8.    Kelainan endokrin
     Kelainan endokrin yang terjadi pralahir dapat mewujudkan pada hipoplasia gigi.
     Kelainan endokrin pascalahir dapat menyebabkan percepatan atau hambatan pertumbuhan muka, memengaruhi derajat pematangan tulang, penutupan sutura, resorpsi akar gigi sulung dan erupsi gigi permanen. Membran periodontal dan gusi sangat sensitif terhadap beberapa disfungsi endokrin dan keadaan ini dapat berakibat langsung pada gigi.
9.    Tonsil
Tonsil yang besar apalagi dalam keadaan bengkak dapat dapat mempengaruhi posisi lidah. Kadang-kadang lidah terletak ke anterior sehingga mengganggu fungsi menelan.
10.     Kelaianan saluran nafas
Seseorang yang bernafas melalui mulut dapat berpengaruh terhadap pertumbuhan kraniofasial dan letak gigi. Pasien yang bernafas pada mulut akan mengalami kesukaran pada saat dilakukan pencetakan untuk membuat model studi maupun model kerja. Selain itu pasien yang bernafas melalui mulut akan mempunyai palatum yang dalam, maksila yang sempit sehingga kadang-kadang didapatkan gigitan silang posterior.
     Cara pemeriksaannya berupa :
a.    Perhatikan pasien bernafas pada saat pasien istirahat tanpa diketahui oleh pasien
b.    Mintalah pasien untuk bernapas yang dalam
c.          Tempatkan kaca mulut dibawah lubang hidung. Pada penapas mulut kaca tersebut btidak buram karena tidak ada aliran udara dari lubang hidung.
Akibat kebiasaan bernafas dengan mulut:
a.       Menyebabkan open bite anterior
b.      Maloklusi klas II divisi 1
c.      Tidak  adanya  Self  cleansing  terutama  pada  regio  anterior rahang  atas  dan  adanya  gingivitis  terutama  pada   regio  anterior.

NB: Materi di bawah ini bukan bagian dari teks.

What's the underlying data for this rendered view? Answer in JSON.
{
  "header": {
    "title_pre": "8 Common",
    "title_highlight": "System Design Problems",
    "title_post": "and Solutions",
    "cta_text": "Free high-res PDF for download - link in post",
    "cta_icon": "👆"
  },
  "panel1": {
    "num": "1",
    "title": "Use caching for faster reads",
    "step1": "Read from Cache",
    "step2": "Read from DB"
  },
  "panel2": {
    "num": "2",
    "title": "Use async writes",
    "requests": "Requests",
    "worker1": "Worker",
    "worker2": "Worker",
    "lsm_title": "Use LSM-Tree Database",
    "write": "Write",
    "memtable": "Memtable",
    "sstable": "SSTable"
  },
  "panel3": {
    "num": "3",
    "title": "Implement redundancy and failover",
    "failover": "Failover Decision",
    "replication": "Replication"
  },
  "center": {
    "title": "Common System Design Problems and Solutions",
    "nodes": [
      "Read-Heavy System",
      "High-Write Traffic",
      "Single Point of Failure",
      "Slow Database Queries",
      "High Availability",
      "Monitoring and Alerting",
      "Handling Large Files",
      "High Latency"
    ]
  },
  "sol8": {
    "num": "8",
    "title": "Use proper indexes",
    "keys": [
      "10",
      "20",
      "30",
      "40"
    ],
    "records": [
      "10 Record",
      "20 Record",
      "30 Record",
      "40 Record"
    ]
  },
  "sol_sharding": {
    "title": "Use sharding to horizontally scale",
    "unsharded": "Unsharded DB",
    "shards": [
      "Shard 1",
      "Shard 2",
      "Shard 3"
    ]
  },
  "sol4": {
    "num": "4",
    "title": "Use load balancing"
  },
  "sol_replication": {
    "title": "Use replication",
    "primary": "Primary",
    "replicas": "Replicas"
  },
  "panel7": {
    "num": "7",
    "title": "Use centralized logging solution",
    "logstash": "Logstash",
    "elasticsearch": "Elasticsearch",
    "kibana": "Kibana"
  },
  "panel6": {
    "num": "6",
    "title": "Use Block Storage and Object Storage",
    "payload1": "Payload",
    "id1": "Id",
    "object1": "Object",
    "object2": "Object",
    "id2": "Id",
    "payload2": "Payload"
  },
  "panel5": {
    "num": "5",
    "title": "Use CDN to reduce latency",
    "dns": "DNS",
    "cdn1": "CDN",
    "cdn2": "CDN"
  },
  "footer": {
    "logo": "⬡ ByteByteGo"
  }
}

Gambaran Wajah Pada penapas Mulut
a.       Tinggi muka anterior besar,
b.      Bibir tidak kompeten
c.      Protrusi atas
d.     Sudut mandibula yang curam/besar
e.      Gigitan silang gigi posterior
2.5 Analisis Lokal
Analisis lokal terdiri atas analisis ekstraoral dan analisis intraoral, untuk mengetahui lebih terperinci keadaan yang menunjang penentuan diagnosis.

A.    Analisis ekstraoral
Analisis ekstraoral meliputi bentuk kepala, simetri wajah, tipe wajah, tipe profil, bibir, fungsi bicara, kebiasaan jelek sedangkan analisis intraoral meliputi lidah, palatum, kebersihan mulut, karies dan gigi  yang  ada.
a.      Bentuk kepala
Bentuk kepala perlu dipelajari karena bentuk kepala ada hubungannya dengan bentuk muka, palatum maupun bentuk lengkung gigi. Bentuk kepala ada 3 yaitu : dolisefalik (panjang dan sempit), mesosefalik (bentuk rata-rata) dan brakisefalik (lebar dan pendek). Indeks untuk kepala yang dolisefalik adalah ≤ 0,75 sedangkan yang brakisefalik ≥ 0,80, mesosefalik merupakan tipe kepala dengan indeks sefalik antara 0,76-0,79.

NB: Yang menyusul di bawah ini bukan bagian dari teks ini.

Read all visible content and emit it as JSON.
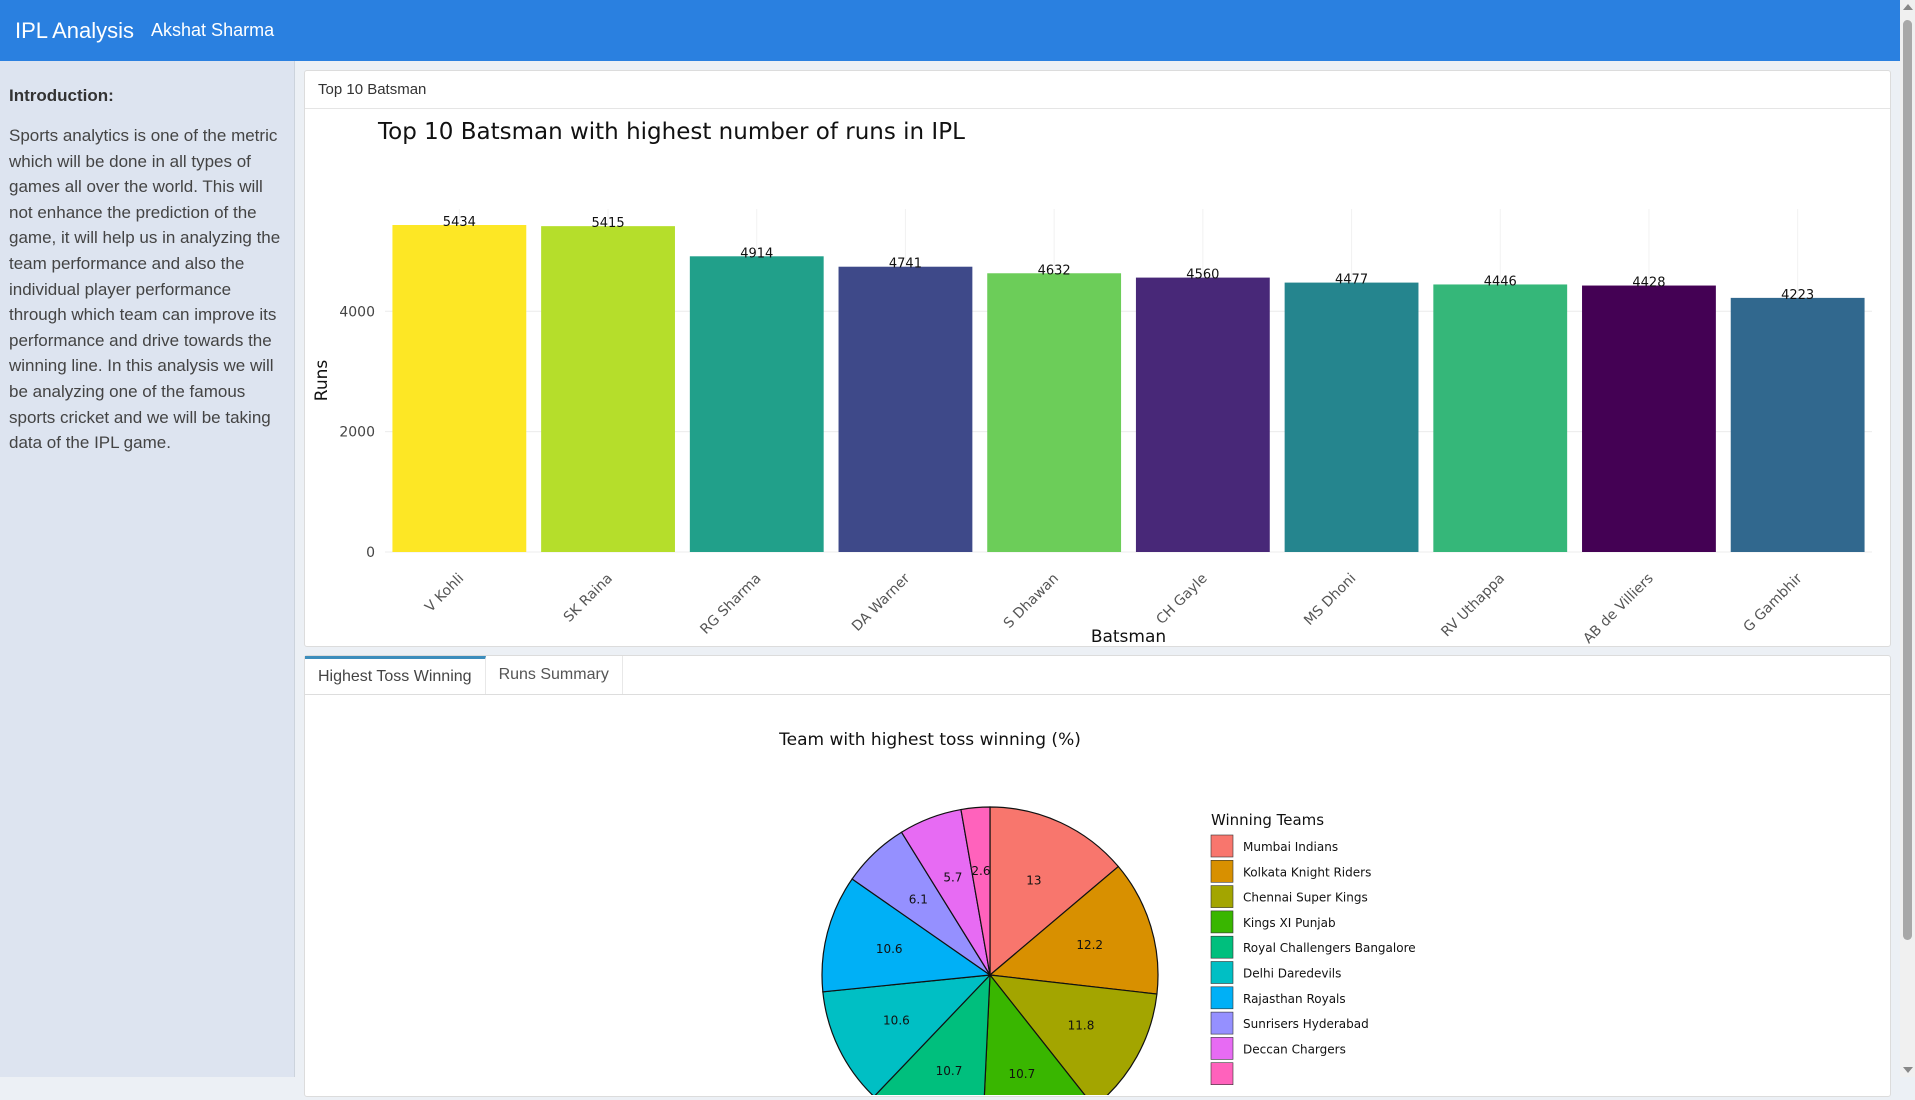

Indeks kranial merupakan istilah untuk pengukuran indeks tengkorak kering sedangkan indeks sefalik digunakan untuk pengukuran pada kepala manusia yang masih hidup.


b.      Simetri wajah
Wajah pasien dapat dilihat dari depan untuk memeriksa proporsi lebar mata, hidung dan mulut, juga untuk melihat apakah wajah simetri atau simetri dan proporsi ukuran vertikal. Menurut Houston dkk., (1992) dengan melihat muka pasien dari depan bila terdapat asimetri dengan mudah akan dapat dikenali adanya asimetri rahang terhadap muka secara keseluruhan.

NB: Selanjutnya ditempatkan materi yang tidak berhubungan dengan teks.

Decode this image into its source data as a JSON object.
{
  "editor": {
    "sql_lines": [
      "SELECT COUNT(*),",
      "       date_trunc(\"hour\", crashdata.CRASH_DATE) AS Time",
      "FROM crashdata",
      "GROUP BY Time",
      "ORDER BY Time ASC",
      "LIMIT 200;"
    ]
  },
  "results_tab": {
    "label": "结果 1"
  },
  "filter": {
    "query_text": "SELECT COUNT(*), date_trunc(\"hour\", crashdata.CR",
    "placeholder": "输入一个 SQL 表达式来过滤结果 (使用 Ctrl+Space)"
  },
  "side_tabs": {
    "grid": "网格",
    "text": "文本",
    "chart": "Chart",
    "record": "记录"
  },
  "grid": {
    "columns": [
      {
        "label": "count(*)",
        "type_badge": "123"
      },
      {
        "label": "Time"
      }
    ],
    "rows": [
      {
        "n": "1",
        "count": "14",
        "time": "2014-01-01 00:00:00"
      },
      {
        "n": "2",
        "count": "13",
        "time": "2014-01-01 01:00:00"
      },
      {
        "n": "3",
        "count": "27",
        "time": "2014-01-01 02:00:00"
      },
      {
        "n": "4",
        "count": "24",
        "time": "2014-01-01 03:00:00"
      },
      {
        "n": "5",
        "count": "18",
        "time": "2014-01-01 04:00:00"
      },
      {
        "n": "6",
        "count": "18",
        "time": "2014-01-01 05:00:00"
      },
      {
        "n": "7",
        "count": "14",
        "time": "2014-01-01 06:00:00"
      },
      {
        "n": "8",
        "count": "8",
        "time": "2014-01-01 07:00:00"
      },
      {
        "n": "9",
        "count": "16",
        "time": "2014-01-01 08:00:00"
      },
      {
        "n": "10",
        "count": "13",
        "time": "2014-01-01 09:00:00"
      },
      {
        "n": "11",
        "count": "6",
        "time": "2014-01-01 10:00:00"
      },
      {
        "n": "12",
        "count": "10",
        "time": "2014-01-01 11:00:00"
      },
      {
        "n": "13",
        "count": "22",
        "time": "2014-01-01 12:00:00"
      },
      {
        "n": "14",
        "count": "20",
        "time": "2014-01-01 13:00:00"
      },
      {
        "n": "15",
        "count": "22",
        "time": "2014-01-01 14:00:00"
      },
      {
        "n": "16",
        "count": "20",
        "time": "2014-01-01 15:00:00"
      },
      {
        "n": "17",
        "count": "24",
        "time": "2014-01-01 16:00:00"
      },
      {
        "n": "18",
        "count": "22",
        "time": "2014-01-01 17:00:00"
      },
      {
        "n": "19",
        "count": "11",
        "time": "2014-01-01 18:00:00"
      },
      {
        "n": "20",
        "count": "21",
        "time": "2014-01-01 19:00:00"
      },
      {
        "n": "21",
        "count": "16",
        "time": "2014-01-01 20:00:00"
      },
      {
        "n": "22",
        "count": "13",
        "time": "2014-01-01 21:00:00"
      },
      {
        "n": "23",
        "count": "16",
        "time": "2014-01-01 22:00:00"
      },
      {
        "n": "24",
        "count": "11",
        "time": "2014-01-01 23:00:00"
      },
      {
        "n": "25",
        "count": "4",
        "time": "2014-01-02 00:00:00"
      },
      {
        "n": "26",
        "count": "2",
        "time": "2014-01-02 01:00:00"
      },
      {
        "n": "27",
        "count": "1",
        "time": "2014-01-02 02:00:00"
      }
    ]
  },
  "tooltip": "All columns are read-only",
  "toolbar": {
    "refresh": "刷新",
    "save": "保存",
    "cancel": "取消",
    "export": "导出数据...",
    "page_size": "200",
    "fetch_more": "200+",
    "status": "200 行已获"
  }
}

Pemeriksaan wajah dari arah depan :
1)     Pasien dengan gigitan terbuka anterior disertai tinggi muka bagian bawah yang besar kadang-kadang mempunyai muka bagian bawah yang panjang tetapi kadang-kadang juga tidak, tergantung pada lebar wajah.
2)     Perlu juga memeriksa garis median wajah yang diproyeksikan pada model studi. Hal ini perlu untuk menentukan pergeseran median lengkung geligi terhadap wajah.
c.                   Tipe wajah
Kompleks muka berhubungan dengan basis kranium,
pertumbuhan basisi kranium pada tahap awal menentukan pola dimensi, sudut dan topografi muka.  Kepala yang dolikosefalik memebentuk muka yang sempit, panjang dan protusif yang disebut muka sempit/leptoprosop.
d.                            Tipe Profil
Pemeriksaan profil dapat membedakan secara klinis pasien dengan keadaan yang parah dari mereka yang mempunyai muka baik atau cukup baik. Kecembungan atau kecekungan muka menunjukkan disproporsi rahang.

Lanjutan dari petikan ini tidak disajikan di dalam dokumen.